Single-cell RNA sequencing reveals how cancer outsmarts immunity—and how to potentially turn the tables


A groundbreaking study led by researchers at Beth Israel Deaconess Medical Center (BIDMC) and Boston Children’s Hospital reveals how tumors grow by avoiding the immune system. The study reveals how genes in tumors edit themselves to escape the immune system’s detection. The research identifies, for the first time, the actual genes that are silenced by tumors, offering a roadmap for better immunotherapies.
The researchers studied breast cancer in a mouse model, using genome-wide single-cell RNA sequencing to identify which genes were edited by tumors as they developed. The team found that tumors use epigenetic modification, particularly DNA methylation, to suppress genes involved in the innate immune response—the body’s first line of defense against pathogens and disease. This silencing is how most tumors evade current immunotherapies, such as CAR-T cells and checkpoint inhibitors. However, the scientists also found that the FDA-approved drug decitabine, a chemotherapy that slows cancer cell growth, can reverse these gene edits.
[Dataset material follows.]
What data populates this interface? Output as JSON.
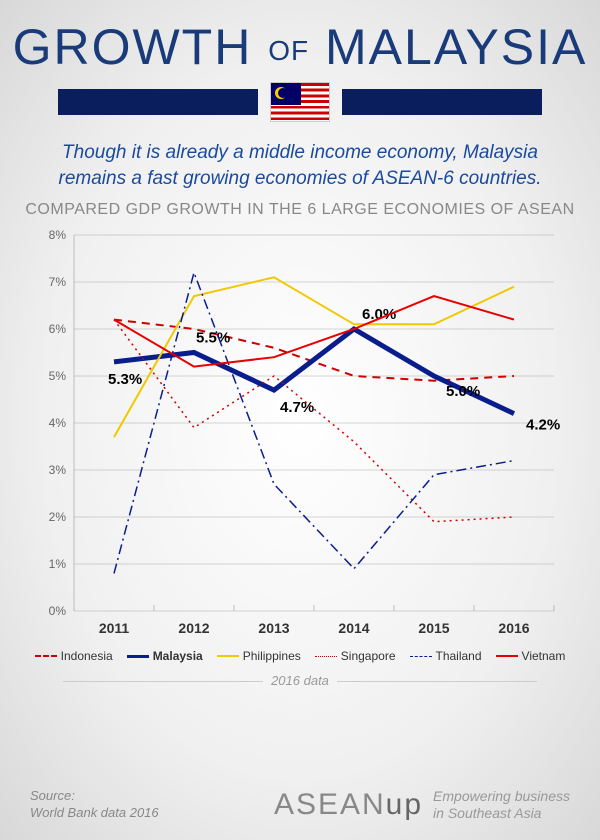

At low doses, decitabine reactivates the immune response, leading to a reduction in tumor growth by boosting the presence of immune cells that attack the tumor.
Cell mapping by scRNA-seq of early and late tumors in a breast cancer GEMM

a, Experimental set up: 8-week-old female ErbB2ΔEx16 transgenic mice were given doxycycline in the drinking water to induce breast tumors, which were harvested at early (days 5–10, n = 4) or late (days 30–35, n = 4) time points and dissociated into single cells, which were analyzed for scRNA-seq. b, Uniform Manifold Approximation and Projection (UMAP) plot of 24,798 cells and 20,499 genes in early and late GEMM libraries: 23 primary cell subtypes were identified using unsupervised clustering algorithms and manual inspection of known cell markers. c, UMAP plots showing primary cell types (left) or distribution of cells in early and late tumors (right). Primary cell types were EpCAM+ epithelial cells (early tumor n = 927, late tumor n = 6,582), CD45+ immune cells (early tumor n = 7,152, late tumor n = 8,539) and FAP+/DCN+ fibroblasts (early tumor n = 1,546, late tumor n = 52). d–g, Epithelial clusters were classified as tumor and nontumor (g) based on expression of EpCAM (d) and eGFP (e) and maturation status of EpCAM+eGFP+ cells (f) as determined by CytoTRACE.
The findings suggest that gene editing might be a common defense mechanism across various cancers. Further research is needed to explore how these insights apply to other solid tumors like lung and ovarian cancer. Future studies will include studying gene editing in patients with genetic predispositions to cancer, especially at early tumor stages and during metastasis.

“Our research sheds light on the sophisticated strategies tumors use to hide from the immune system,” said Winston Hide, PhD, a lead author on the study and co-Director of the Non-Coding RNA Precision Diagnostics and Therapeutics Core Facility at BIDMC. “By identifying the specific genes that tumors silence to evade detection, we open the door to new therapeutic approaches. These findings could lead to the development of more targeted immunotherapies, potentially improving outcomes for patients with cancer.”